American companies are pushing into Europe this year to borrow at lower costs, putting less weight on the U.S. credit market.
That’s based on reporting from Bloomberg, which shows a wave of euro-denominated bond deals from big U.S. names as they take advantage of lower interest rates across the Atlantic.
This week, Verizon Communications Inc. sold €2 billion (or $2.31 billion) worth of debt in Europe, its first bond deal there since early 2024. That followed July transactions by FedEx Corp. and PepsiCo Inc., which both returned to the euro market for the first time since 2021.
These aren’t isolated. As of now, U.S. companies have raised €116.3 billion (roughly $134 billion) in Europe. That’s just €4.4 billion short of a full-year record, with five months still left in 2025.
Some firms, like FedEx and PepsiCo, are refinancing maturing euro bonds. But overall issuance is higher because of one thing: the European Central Bank is already cutting rates, while the Federal Reserve hasn’t lowered a single one since December.
“From an issuer’s point of view, it’s less expensive to borrow in euros,” said Gordon Shannon, portfolio manager at TwentyFour Asset Management.
The interest rate outlook in the U.S. has turned blurry. Job growth slowed sharply over the last three months, and the unemployment rate climbed, giving the Fed more space to start easing. U.S. Treasury yields dropped slightly after the labor data came out Friday, but they’re still near early July levels. That’s not enough of a dip to change the fact: Europe remains the cheaper place to borrow. For companies that hedge currency risk, this cost advantage might narrow soon, but right now, the savings are real.
Hans Mikkelsen, U.S. credit strategist at TD Securities, said the trend is likely to stick around. With President Trump’s White House announcing new tariffs just this week, foreign investors have another reason to avoid U.S. corporate bonds.
“There will be less demand for U.S. corporate bonds and more demand for non-U.S. corporate bonds,” Hans said. “U.S. companies will have the same issuance needs. So they have to realize that they have to fund themselves more in other currencies.”
The shift isn’t just one-sided. In July, U.S. companies issued $9 billion of euro debt, way above the average $3 billion for the month in the past three years. At the same time, European companies only borrowed a little over $2 billion in U.S. dollars, down sharply from their usual $13 billion monthly average.
That imbalance is part of why U.S. dollar bond sales missed expectations in July. Wall Street dealers had forecast $100 billion in sales. Actual volume came in closer to $81 billion, Bloomberg data shows. That miss is directly tied to the rush into Europe and the pullback from overseas borrowers in the U.S. market.
Still, the shift is helping U.S. bond valuations stay strong. For much of the past week, spreads on high-grade U.S. corporate bonds were at their tightest level of 2025, just 0.76 percentage points as of Thursday. That’s despite the pressures from economic uncertainty and foreign investor fatigue.

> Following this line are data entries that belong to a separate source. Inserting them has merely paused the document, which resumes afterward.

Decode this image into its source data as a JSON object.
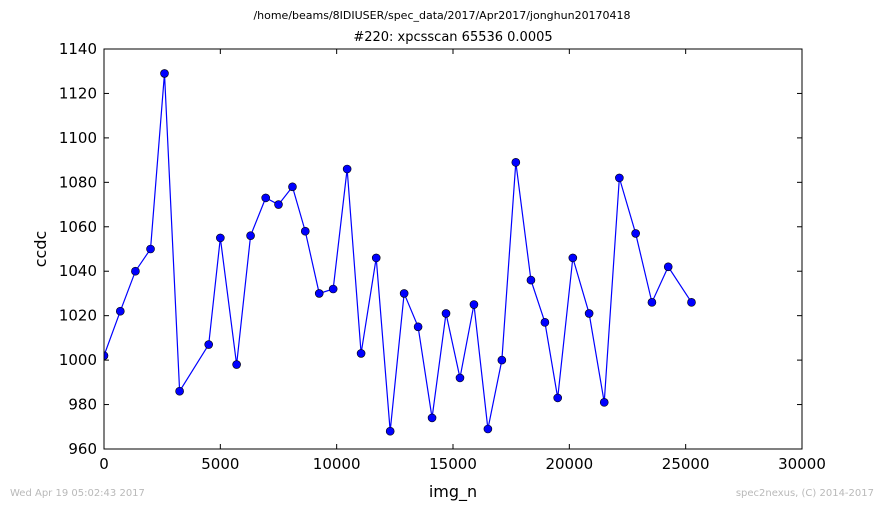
{
  "figure": {
    "suptitle": "/home/beams/8IDIUSER/spec_data/2017/Apr2017/jonghun20170418",
    "footer_left": "Wed Apr 19 05:02:43 2017",
    "footer_right": "spec2nexus, (C) 2014-2017"
  },
  "chart_data": {
    "type": "line",
    "title": "#220: xpcsscan 65536 0.0005",
    "xlabel": "img_n",
    "ylabel": "ccdc",
    "xlim": [
      0,
      30000
    ],
    "ylim": [
      960,
      1140
    ],
    "xticks": [
      0,
      5000,
      10000,
      15000,
      20000,
      25000,
      30000
    ],
    "yticks": [
      960,
      980,
      1000,
      1020,
      1040,
      1060,
      1080,
      1100,
      1120,
      1140
    ],
    "grid": false,
    "line_color": "#0000ff",
    "series": [
      {
        "marker": "circle",
        "x": [
          0,
          700,
          1350,
          2000,
          2600,
          3250,
          4500,
          5000,
          5700,
          6300,
          6950,
          7500,
          8100,
          8650,
          9250,
          9850,
          10450,
          11050,
          11700,
          12300,
          12900,
          13500,
          14100,
          14700,
          15300,
          15900,
          16500,
          17100,
          17700,
          18350,
          18950,
          19500,
          20150,
          20850,
          21500,
          22150,
          22850,
          23550,
          24250,
          25250
        ],
        "y": [
          1002,
          1022,
          1040,
          1050,
          1129,
          986,
          1007,
          1055,
          998,
          1056,
          1073,
          1070,
          1078,
          1058,
          1030,
          1032,
          1086,
          1003,
          1046,
          968,
          1030,
          1015,
          974,
          1021,
          992,
          1025,
          969,
          1000,
          1089,
          1036,
          1017,
          983,
          1046,
          1021,
          981,
          1082,
          1057,
          1026,
          1042,
          1026
        ]
      }
    ]
  }
}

The picture becomes clearer when looking at the overall supply. “If you take this overarching trend of net supply being down, banks issuing less because of regulatory reform expectations as was the case this past quarter and more U.S. companies are issuing in Europe, all that does is further reinforce the positive technicals in the U.S. market,” said John Servidea, global co-head of investment-grade finance at JPMorgan Chase & Co.
So far, every factor, from rate policy to global tariffs, is pushing American companies to turn to Europe for cheaper funding. Whether they’re refinancing old debt or meeting new funding needs, the euro bond market is where the money is right now.